The difference in dress among the Meshwesh and their hostility toward the Tehenu, have led many researchers to see the Temehu of the New Kingdom as a different group from the original Temehu of Egyptian traditions. O'Connor (p.74) in the work cited above makes it clear that the Temehu in Ramses III day--"[have] hairstyles, dress and apparently ethnic type [that] are markedly different from the Tjehnyu/tjemhu of the Old Kingdom (Osing, 1980,1018-19). Various explanations have been offered: Wainwright, for example, concluded that 'Meshwesh was a mixed tribe of Libu like tribesmen with their native chiefs who become subject to a family of Tjehnu origin'(1962,p.92), while Osing suggested that the New Kingdowm Tjemhu had displaced or absorbed the earlier Tjehnyu but had selectively taken over or retained some Tjehnyu traits, in the case of the rulers for Meshwesh (1980,1019-1020). Dr. O'Connor is of the opinion "that some rulers of the later New Kingdom Tjemhu deliberately adopted traits they discovered from the Egyptians to be charcteristic of ancient Tjehnyu/Tjemhu, so as to increase there prestige, or in some way had these traits imposed upon them by the Egyptians" (p.74).

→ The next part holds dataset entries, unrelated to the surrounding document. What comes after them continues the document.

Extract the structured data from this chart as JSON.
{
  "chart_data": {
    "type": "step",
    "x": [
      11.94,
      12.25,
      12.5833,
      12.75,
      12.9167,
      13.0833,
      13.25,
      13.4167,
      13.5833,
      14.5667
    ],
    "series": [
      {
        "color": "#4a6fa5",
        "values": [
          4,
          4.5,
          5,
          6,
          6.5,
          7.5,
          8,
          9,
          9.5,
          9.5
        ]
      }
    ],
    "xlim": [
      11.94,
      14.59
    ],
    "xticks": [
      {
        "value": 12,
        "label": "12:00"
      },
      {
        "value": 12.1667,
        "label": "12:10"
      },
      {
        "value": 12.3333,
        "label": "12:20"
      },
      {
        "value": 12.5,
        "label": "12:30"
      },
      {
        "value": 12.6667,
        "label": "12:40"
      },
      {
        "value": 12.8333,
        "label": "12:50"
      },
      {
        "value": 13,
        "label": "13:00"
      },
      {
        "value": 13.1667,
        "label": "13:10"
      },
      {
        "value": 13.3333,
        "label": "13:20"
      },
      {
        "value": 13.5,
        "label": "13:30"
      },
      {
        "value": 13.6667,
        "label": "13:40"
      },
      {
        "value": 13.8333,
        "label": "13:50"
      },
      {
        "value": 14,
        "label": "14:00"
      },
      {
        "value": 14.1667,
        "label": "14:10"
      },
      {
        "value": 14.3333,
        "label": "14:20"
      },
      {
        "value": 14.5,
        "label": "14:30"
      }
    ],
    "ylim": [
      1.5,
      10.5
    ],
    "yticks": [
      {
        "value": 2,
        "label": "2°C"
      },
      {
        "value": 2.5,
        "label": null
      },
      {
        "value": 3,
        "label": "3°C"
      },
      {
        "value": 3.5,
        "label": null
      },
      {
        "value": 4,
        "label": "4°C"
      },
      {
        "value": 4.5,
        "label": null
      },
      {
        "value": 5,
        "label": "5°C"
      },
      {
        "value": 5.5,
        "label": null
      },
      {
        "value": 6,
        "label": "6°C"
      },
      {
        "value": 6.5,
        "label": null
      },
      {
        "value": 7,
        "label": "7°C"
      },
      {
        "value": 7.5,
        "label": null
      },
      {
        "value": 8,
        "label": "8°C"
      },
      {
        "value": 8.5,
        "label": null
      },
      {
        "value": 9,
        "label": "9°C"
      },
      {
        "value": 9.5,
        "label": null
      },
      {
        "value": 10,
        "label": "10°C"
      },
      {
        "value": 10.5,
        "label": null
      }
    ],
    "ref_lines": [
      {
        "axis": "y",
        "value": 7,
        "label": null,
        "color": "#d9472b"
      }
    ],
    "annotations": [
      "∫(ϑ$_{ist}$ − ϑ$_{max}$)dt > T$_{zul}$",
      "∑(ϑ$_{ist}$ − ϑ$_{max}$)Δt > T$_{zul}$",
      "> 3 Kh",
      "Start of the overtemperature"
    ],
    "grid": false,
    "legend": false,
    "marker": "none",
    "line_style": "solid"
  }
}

It is my opinion that given the organiztion of the Libyans into mhwt "family or tribal groups', sometime prior to 1230 BC over an extended period of time Indo-European speaking people later to be known as Peoples of the Sea entered Western Asia and Libya and were adopted by Tehenu families. This adoption of the new immigrants by Tehenu/Tamehu probably led to the Meshwesh and Soped adopting Tehenu customs but maintaining their traditional beards,. The original Temehu, like the Libu probably saw the integration of Sea Peoples into Temehu society as a way to increase their number and possibily conquer Egypt. It is interesting to note that the Meshwesh were very sure they might be able to conquor the Egyptians because they brought their cattle and other animals with them when they invaded the country. Moreover whereas the Meshwesh, were semi-nomadic, the Sea Peoples: Akawashu, Lukki, Tursha., Sheklesh, and Sherden remained nomadic. and used the spear and round shield.